All in a day's endurance ride...


DAY 3 - Monday February 18 2008

Bev offered me her horse to ride half an hour before the start... but I was still in my pajamas and wandering around with my camera, bumming coffee (Ann's little stove had run out of fuel), and visiting with people and saying hi's and bye's. I think I was a little wimpy, too - Bev said her horse beat her up yesterday, and I was still a bit sore from the first day. Wah!

So I took pictures while the riders headed out into the sunrise, then visited with the Aussies before they headed off to Sin City - Las Vegas. Lela had gotten to ride 2 days on Kat Swigert's horse, and the plan is for her to ride the horse in the 20 Mule Team 100 in a couple of weeks, if all goes well. The Aussies enjoyed the EMS ride and the hospitality of the US riders - many offered the Aussies places to stay and horses to ride during their month tour of the US. At the Eastern Mojave, many people shared bunks and food and horses with the Aussies; Bruce Burnham not only provided a horse to ride, but gave up the bed in his trailer, while he slept on his dining table. He's planning to return to the 20-Mule Tea ridem, to provide a base for the Aussies to operate from. Jay was overwhelmed with the generosity they'd encountered.
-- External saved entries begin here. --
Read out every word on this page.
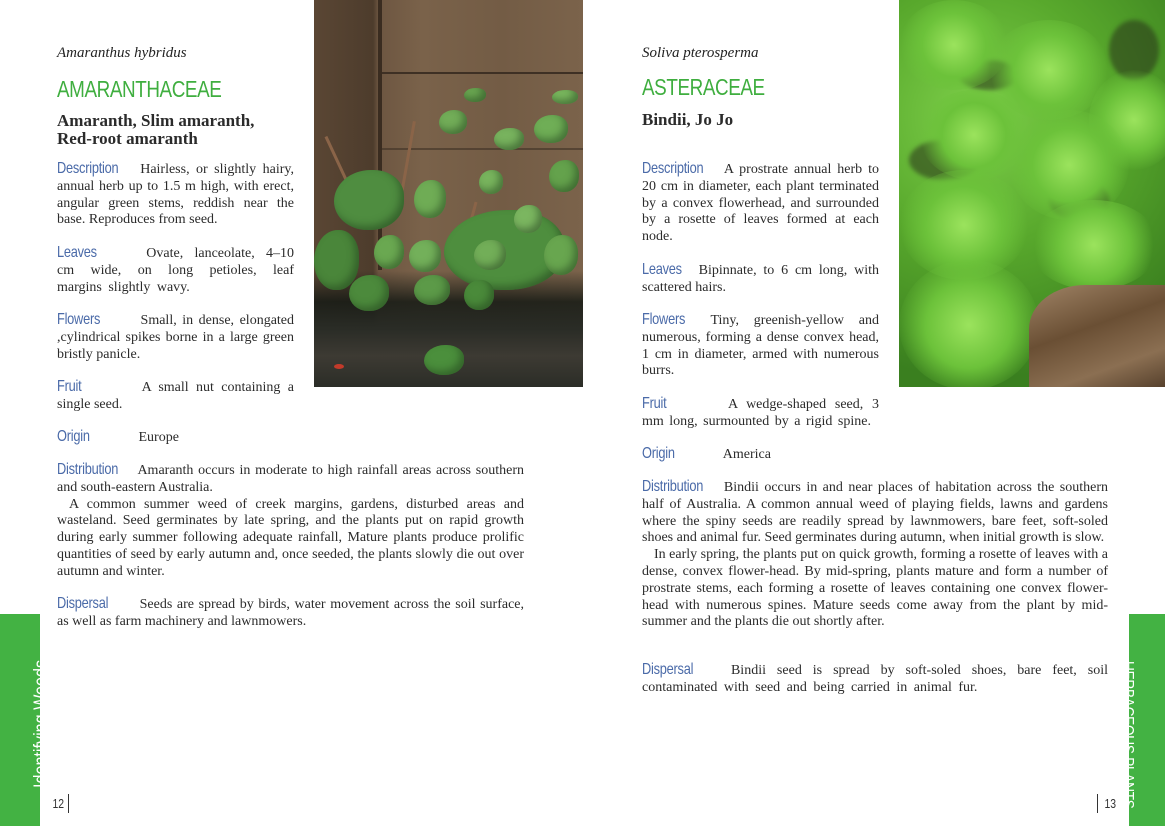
Amaranthus hybridus
AMARANTHACEAE
Amaranth, Slim amaranth, Red-root amaranth
Description Hairless, or slightly hairy, annual herb up to 1.5 m high, with erect, angular green stems, reddish near the base. Reproduces from seed.
Leaves	Ovate, lanceolate, 4–10 cm wide, on long petioles, leaf margins slightly wavy.
Flowers	Small, in dense, elongated ,cylindrical spikes borne in a large green bristly panicle.
Fruit	A small nut containing a single seed.
Origin	Europe

Distribution Amaranth occurs in moderate to high rainfall areas across southern and south-eastern Australia.

A common summer weed of creek margins, gardens, disturbed areas and wasteland. Seed germinates by late spring, and the plants put on rapid growth during early summer following adequate rainfall, Mature plants produce prolific quantities of seed by early autumn and, once seeded, the plants slowly die out over autumn and winter.

Dispersal Seeds are spread by birds, water movement across the soil surface, as well as farm machinery and lawnmowers.
Identifying Weeds
12
Soliva pterosperma
ASTERACEAE
Bindii, Jo Jo
Description A prostrate annual herb to 20 cm in diameter, each plant terminated by a convex flowerhead, and surrounded by a rosette of leaves formed at each node.
Leaves Bipinnate, to 6 cm long, with scattered hairs.
Flowers Tiny, greenish-yellow and numerous, forming a dense convex head, 1 cm in diameter, armed with numerous burrs.
Fruit	A wedge-shaped seed, 3 mm long, surmounted by a rigid spine.
Origin	America

Distribution Bindii occurs in and near places of habitation across the southern half of Australia. A common annual weed of playing fields, lawns and gardens where the spiny seeds are readily spread by lawnmowers, bare feet, soft-soled shoes and animal fur. Seed germinates during autumn, when initial growth is slow.

In early spring, the plants put on quick growth, forming a rosette of leaves with a dense, convex flower-head. By mid-spring, plants mature and form a number of prostrate stems, each forming a rosette of leaves containing one convex flower-head with numerous spines. Mature seeds come away from the plant by mid-summer and the plants die out shortly after.

Dispersal	Bindii seed is spread by soft-soled shoes, bare feet, soil contaminated with seed and being carried in animal fur.
13 HERBACEOUS PLANTS
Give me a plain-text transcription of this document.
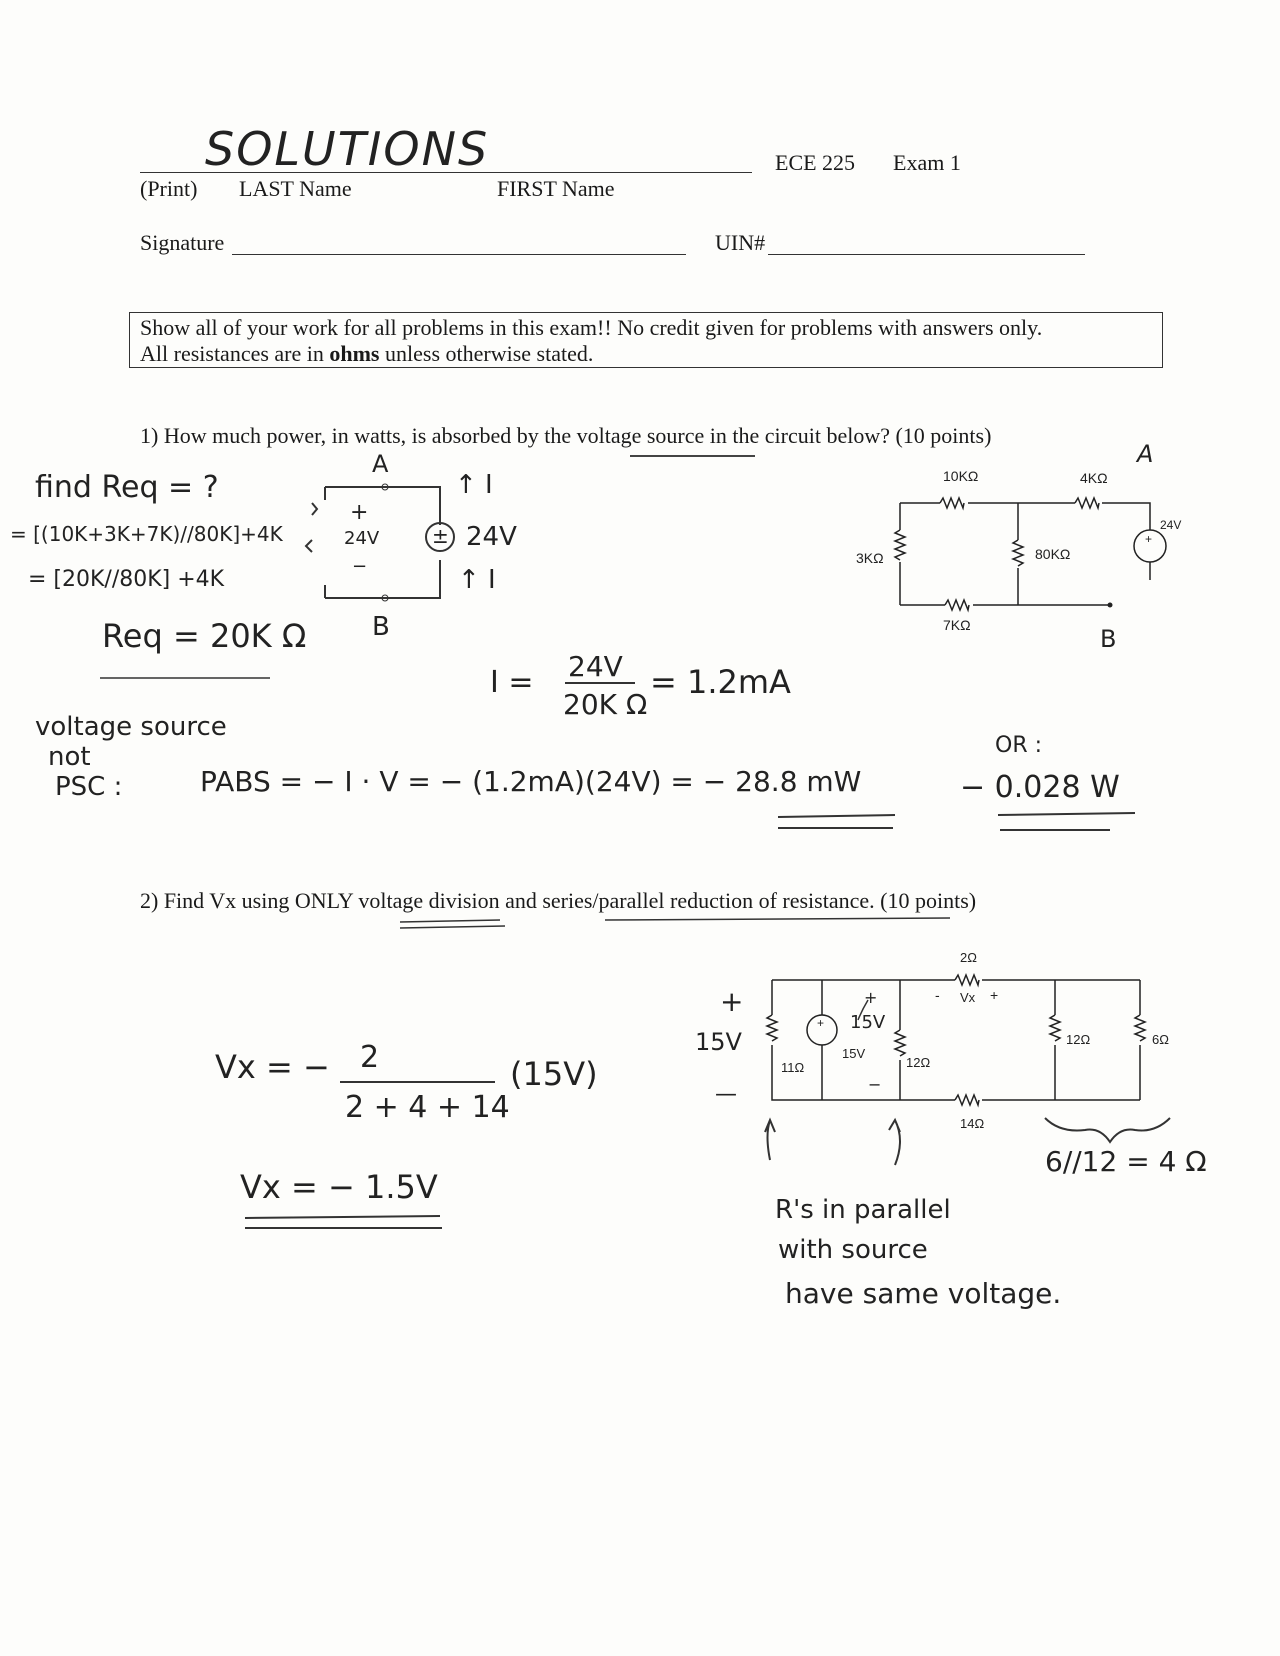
SOLUTIONS	ECE 225 Exam 1
(Print) LAST Name	FIRST Name
Signature	UIN#
Show all of your work for all problems in this exam!! No credit given for problems with answers only.
All resistances are in ohms unless otherwise stated.
1) How much power, in watts, is absorbed by the voltage source in the circuit below? (10 points)
+
10KΩ	4KΩ
3KΩ	80KΩ
7KΩ
24V
A
B
find Req = ?
= [(10K+3K+7K)//80K]+4K
= [20K//80K] +4K
Req = 20K Ω
A
B
+
−
24V	± 24V
↑ I
↑ I
I = 24V
20K Ω
= 1.2mA
voltage source
not
PSC :	PABS = − I · V = − (1.2mA)(24V) = − 28.8 mW
OR :
− 0.028 W
2) Find Vx using ONLY voltage division and series/parallel reduction of resistance. (10 points)
+
2Ω
11Ω	12Ω
12Ω	6Ω
14Ω
15V
Vx
-	+
Vx = − 2
2 + 4 + 14
(15V)
Vx = − 1.5V
+
15V
—
+
15V
−
6//12 = 4 Ω
R's in parallel
with source
have same voltage.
So while the ride didn't turn out quite like I'd planned (3 days of riding), I did get to ride one day on a lovely horse, in the scenic desert with good friends and great weather, I got to visit with people I hadn't seen in a long time, I got to meet some new Aussies, and I left with invitations to visit them. That's what's so great about endurance riding - as I already found out when I went to Australia and other places last year - there's riders like you and me all over the world, who will happily and freely offer you a horse to ride and a roof to sleep under, and you know you'll be able to return the favor along the way.